Tag Archives: regular expressions

Importacular and Regular Expression Transformations

Some Preamble

Regular Expression are really complicated. Even now I find it difficult to get my head around them. If you are new to them check out these two sites:

https://www.regular-expressions.info/ – a great tutorial and reference

https://regexr.com/ – a really good “playground” for testing your regular expressions

Overview

Importacular offers the user the ability to transform incoming data from one value into another. When we first started out this was simply a “from” value and a “to” value and if the incoming value matched the “from” it would change it to the “to”. That was very simple but effective. We soon realised that more power was needed so Importacular added partial matches or word matches (and clarified that the original was an “exact” match).

We also then added different replacement types too. These were “Complete” and “Partial” and later “Append” and “Prepend. If you selected “Complete” then all of the incoming value was replaced with the replacement value. If you selected “Partial” then only the matched part would be replaced keeping the remainder of the original value. “Append” and “Prepend” would add the replacement text to the end or the beginning of the original respectively.

Then we added RegEx – firstly for matching and then for replacing. The rest of this post describes how that works.

Matching

Importacular loops through each row in the data transformation grid and continues through each row unless the stop processing flag has been set.

If you choose a match type of RegEx you can put your RegEx in the “From Source” cell and Importacular will try and match on it. For example if you use this very simple RegEx:

.*

Importacular will match on any number of any character i.e. it will always match on what is found.

If you use this RegEx:

B[a-z]g

It will match on “Big”, “Bog”, “Bag” and also “Bkg” (as well as every letter from a to z).

If it finds a match it will try to replace the value

Replacing

When you replace using RegEx there are two thing to note.

  1. It does not matter how the match was made. It could be a RegEx, a complete, a partial or a word match. Replace is independent of how the match was made.
  2. Importacular does not use the classic replace mechanism of RegEx i.e. create a capture group often using parenthesis or sometime slash and parenthesis and then reference that group with a dollar e.g. $1 or $2. Importacular does not use this method!

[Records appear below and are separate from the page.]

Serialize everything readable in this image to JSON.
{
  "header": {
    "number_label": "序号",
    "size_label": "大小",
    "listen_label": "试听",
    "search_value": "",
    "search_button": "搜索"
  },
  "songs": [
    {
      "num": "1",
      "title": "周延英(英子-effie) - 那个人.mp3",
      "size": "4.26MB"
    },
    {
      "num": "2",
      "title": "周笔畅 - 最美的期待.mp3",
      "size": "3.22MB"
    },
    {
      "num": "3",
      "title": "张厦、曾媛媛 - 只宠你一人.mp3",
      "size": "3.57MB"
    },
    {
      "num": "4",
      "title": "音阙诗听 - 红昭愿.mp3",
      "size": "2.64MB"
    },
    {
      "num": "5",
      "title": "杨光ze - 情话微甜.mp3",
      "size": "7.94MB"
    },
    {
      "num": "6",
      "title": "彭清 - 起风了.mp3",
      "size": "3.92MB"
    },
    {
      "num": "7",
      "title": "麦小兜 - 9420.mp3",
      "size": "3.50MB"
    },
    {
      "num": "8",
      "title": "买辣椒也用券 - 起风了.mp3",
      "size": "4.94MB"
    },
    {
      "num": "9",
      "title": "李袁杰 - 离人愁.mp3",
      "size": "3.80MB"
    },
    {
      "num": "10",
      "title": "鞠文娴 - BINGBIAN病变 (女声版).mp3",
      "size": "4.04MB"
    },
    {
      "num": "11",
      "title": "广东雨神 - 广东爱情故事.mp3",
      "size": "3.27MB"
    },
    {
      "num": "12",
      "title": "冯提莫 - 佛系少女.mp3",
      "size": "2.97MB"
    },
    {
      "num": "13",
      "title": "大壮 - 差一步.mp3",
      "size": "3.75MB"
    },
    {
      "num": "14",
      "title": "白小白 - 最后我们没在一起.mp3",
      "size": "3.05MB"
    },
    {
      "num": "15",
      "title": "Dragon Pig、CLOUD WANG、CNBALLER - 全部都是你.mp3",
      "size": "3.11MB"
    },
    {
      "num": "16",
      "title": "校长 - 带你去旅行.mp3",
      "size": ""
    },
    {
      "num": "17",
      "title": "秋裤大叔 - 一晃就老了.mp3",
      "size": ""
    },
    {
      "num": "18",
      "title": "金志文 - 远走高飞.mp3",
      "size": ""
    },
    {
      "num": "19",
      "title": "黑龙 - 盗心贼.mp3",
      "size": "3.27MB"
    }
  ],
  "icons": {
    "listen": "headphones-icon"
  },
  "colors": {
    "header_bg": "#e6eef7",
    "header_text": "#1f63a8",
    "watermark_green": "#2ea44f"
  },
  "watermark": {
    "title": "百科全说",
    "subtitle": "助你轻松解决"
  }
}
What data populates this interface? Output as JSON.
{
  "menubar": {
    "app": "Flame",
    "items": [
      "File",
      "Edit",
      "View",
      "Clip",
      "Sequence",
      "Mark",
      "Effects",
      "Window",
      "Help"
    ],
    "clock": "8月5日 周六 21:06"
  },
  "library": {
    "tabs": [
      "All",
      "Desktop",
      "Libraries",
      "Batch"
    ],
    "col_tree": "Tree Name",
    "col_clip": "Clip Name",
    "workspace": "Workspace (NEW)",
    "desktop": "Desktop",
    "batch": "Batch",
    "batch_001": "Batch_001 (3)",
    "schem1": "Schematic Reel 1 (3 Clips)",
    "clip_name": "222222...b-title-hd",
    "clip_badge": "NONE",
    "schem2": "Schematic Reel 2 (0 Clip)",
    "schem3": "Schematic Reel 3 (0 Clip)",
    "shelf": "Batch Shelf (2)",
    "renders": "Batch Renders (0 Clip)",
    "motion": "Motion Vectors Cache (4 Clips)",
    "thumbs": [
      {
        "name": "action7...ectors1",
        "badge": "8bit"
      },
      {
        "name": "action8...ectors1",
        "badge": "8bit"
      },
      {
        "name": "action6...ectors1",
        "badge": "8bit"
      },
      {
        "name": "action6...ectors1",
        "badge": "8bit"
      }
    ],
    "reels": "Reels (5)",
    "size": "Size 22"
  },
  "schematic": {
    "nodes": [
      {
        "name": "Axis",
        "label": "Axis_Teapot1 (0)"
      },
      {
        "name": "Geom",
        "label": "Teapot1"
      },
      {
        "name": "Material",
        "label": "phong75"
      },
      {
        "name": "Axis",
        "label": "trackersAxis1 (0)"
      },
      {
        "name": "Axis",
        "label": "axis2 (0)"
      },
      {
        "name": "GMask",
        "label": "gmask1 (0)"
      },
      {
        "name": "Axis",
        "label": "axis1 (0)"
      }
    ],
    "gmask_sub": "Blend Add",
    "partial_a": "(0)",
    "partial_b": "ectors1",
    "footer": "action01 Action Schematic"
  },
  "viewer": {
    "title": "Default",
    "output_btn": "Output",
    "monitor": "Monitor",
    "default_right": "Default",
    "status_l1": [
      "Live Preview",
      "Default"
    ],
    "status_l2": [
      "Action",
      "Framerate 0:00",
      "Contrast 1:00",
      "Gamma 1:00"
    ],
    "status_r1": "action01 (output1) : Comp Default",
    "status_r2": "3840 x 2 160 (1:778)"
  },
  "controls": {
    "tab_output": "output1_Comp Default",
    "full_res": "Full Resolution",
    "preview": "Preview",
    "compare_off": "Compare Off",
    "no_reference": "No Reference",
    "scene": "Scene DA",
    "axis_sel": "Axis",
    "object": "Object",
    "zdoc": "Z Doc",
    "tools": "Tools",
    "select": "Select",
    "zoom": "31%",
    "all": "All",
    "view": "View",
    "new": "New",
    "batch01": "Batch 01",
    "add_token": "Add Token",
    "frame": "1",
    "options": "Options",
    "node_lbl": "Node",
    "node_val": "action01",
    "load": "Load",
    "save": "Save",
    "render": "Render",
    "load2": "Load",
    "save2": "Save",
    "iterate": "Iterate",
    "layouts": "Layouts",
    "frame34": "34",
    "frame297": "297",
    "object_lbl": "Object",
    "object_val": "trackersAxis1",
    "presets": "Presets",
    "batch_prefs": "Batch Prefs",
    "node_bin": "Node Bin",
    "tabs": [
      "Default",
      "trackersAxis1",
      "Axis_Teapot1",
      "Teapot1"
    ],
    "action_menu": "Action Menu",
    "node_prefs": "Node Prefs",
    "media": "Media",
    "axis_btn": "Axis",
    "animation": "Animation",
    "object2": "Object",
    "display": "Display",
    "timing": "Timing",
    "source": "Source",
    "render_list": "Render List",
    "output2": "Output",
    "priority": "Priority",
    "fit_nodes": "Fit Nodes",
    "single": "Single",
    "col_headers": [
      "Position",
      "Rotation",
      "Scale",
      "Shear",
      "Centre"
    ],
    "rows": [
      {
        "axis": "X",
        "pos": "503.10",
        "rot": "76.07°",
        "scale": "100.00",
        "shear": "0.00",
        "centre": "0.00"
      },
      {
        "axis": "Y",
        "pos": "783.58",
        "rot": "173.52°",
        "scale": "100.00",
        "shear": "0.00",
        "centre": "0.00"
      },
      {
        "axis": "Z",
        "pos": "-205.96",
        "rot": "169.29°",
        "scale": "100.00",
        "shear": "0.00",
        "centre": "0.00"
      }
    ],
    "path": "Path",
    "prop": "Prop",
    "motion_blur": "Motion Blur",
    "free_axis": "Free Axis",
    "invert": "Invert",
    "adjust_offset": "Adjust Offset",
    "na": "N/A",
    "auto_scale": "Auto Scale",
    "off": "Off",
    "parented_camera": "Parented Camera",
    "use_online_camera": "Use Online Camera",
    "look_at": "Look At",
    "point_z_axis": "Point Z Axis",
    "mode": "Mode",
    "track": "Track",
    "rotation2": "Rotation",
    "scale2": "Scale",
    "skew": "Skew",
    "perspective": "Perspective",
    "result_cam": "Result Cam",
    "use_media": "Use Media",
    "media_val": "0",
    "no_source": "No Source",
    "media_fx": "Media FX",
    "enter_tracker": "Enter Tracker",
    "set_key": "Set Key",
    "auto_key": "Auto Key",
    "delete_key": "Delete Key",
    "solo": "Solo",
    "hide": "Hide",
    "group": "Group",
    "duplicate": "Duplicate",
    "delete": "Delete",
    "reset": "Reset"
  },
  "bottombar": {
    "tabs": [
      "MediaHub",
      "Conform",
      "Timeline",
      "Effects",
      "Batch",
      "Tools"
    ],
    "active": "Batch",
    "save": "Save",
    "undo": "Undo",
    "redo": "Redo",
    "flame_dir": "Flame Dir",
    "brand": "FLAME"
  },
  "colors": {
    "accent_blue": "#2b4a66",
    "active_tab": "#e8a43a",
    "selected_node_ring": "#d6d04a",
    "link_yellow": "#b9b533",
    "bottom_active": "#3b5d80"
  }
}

Importacular’s replace works like this. It takes the incoming value and applies the regular expression to it in order to extract a value. That value is then used as the replacement text. For example if the incoming value is:

2022 Annual Appeal

We can extract the year by using the regular expression:

^20[0-9][0-9]

(Note that there are a number of different ways you could get the same information out using a RegEx. This is just one of them)

Say I have a US phone number and I want to get the area code. The phone number is in two different formats e.g. (415)-123-456 or 415-123-456. I can extract the area code using the following:

(?<=()[0-9]{3}|^[0-9]{3}

If I want to be really clever, I can use a second row in my transformation to transform the area code into the city. In this case after extracting “415” I would transform it to San Francisco.

Conclusion

The hardest part of using regular expressions in Importacular really is the regular expression itself. I won’t try to convince you otherwise. Hopefully this post will make it easier to use those regular expressions once you have determined what you need. Use the RegExr site (link at the top of this post) to test your matching and replace extraction before you put it into the transformation grid. Once in the transformation grid you can also check the review screen to see if it has worked as the resulting value will show up there transformed if everything has worked as expected.